Art Marketing Mastery Workshop
Summit Business Media LLC, which last November bought Pfingsten Publishing LLC, the then owner of ArtExpo, Decor Expo, Art Business News and Decor magazine, recently announced it had sold four properties in its industrial division. Pfingsten’s art and framing properties were bundled with its financial services and industrial books in the sale to SB Media. The prize in the package is the financial services publications while the art and framing and industrial groups were ripe to be divested.
It is interesting while SB Media has a sizable war chest slated for agressive acquisition, its first completed transaction was a sale. Obviously SB Media has begun paring those parts of its operation that don’t meet its guidelines for growth. A recent press release announced the company’s sale of its construction/industrial properties. Here’s a quote from William F. Reilly, Chairman and CEO of Summit Business Media:
"These were legacy titles acquired during the formation of Summit last November that fell outside of our core insurance and financial services focus. This action represents a minor pruning of our portfolio as we continue to invest in organic growth and follow-on acquisitions."
The press release edited for the business press with an interest in business and financial services media companies did not mention SB Media’s art & framing group. It is easy to deduce from the omission of the art and framing group from the press release that it is not on the radar screen of company execs seekng to grow the business. It therefore would not be surprising to learn the art and framing group is being actively shopped for a new owner. If that is the case, let’s hope the new owners bring a passion for the business and a willingness to invest in it.
For an industry already desperately seeking ways to reinvent itself in the face of a host of challenges, having such a concentration of magazines and tradeshows that support it owned by a company focused on other markets compounds its problems. The mangagement of the art and framing group, largely held over from the Pfingsten sale, has given industry players assurance there no plans to sell the properties. Of course, it would not be in their best interest to broadcast their sale intentions. If their assurances are accurate, the outcome is problematic primarily due to their pervasive management by spreadsheet mentality.

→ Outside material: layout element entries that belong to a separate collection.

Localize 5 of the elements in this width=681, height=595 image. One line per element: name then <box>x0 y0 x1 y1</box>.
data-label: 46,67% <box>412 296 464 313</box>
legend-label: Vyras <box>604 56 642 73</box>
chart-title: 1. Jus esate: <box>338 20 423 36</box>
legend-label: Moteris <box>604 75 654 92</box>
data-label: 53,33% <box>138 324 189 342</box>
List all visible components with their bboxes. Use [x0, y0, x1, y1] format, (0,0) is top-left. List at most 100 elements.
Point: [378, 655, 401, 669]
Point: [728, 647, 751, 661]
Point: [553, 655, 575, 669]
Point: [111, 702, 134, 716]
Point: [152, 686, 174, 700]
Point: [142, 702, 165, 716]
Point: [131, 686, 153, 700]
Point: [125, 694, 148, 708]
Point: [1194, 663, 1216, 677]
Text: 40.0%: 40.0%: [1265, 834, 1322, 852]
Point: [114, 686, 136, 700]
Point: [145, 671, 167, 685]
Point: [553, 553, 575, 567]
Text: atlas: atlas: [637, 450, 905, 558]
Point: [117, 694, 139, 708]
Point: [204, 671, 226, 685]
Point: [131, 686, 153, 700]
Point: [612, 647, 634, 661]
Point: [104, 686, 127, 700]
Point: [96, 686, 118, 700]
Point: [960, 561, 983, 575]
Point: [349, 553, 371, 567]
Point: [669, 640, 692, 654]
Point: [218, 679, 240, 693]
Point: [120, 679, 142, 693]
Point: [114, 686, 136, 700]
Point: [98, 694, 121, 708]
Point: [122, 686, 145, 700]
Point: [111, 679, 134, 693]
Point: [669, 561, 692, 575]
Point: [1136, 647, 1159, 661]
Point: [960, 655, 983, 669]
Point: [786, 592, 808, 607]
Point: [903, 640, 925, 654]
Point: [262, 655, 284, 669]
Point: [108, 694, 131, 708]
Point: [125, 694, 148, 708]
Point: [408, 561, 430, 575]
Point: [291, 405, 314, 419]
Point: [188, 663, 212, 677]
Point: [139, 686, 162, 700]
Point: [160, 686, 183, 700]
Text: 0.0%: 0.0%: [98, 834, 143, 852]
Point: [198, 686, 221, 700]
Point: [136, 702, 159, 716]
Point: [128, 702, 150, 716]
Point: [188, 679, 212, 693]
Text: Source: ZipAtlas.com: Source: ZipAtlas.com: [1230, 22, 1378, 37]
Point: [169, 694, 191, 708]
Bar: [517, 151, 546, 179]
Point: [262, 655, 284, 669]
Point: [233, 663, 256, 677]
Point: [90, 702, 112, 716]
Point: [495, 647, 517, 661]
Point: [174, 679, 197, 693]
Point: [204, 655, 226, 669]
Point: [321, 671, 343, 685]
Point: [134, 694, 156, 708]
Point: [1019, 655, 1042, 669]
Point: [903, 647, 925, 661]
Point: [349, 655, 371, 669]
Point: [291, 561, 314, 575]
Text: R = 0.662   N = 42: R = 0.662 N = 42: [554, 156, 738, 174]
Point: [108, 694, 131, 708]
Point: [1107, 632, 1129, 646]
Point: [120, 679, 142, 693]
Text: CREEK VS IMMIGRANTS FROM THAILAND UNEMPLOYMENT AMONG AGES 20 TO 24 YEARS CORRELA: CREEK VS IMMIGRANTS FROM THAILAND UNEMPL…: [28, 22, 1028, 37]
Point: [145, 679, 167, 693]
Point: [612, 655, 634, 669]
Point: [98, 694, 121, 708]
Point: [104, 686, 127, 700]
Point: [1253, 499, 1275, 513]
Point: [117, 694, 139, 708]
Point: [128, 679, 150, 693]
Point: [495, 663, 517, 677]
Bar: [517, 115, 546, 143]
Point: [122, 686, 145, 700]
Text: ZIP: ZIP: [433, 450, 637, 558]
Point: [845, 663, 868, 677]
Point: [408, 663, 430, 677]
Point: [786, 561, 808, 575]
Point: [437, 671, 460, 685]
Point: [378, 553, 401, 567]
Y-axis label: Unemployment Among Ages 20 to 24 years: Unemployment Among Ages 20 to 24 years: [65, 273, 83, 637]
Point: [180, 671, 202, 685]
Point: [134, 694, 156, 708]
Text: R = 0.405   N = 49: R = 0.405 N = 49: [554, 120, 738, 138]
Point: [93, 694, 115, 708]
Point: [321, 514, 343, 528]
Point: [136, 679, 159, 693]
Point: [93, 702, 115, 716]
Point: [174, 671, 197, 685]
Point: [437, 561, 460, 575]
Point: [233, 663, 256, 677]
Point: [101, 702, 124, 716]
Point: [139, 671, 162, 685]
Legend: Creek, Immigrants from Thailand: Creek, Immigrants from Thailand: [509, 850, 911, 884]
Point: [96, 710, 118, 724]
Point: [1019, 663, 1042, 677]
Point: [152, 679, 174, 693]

In SB Media’s art and framing group, there are many really fine people who work hard and who have been promoted to positions for which they lack formal education and training. There are some who surprise nearly everyone they are still in the positions they occupy. To their credit, most bring a "can do" attitude to the difficult job of running chronically understaffed underfinanced magazines and tradeshows. But, it doesn’t mean they have the support or breadth of experience to create necessary changes. These observations reflect a consensus among many regarded and experienced industry leaders.
Right now, however, the industry needs more than a "can do attitude." It needs leadership and vision to help it sort out what is arguably the most trying period it has known in the modern art print market era. There may be no easy answers to what’s plaguing the business, which is more reason why great leadership and passion are so crucial now. Let’s hope if an announcement does come down sometime in the near future that it brings with it the promise of change and renewed vigor to helping the industry navigate the choppy seas it’s been travelling in for far too long.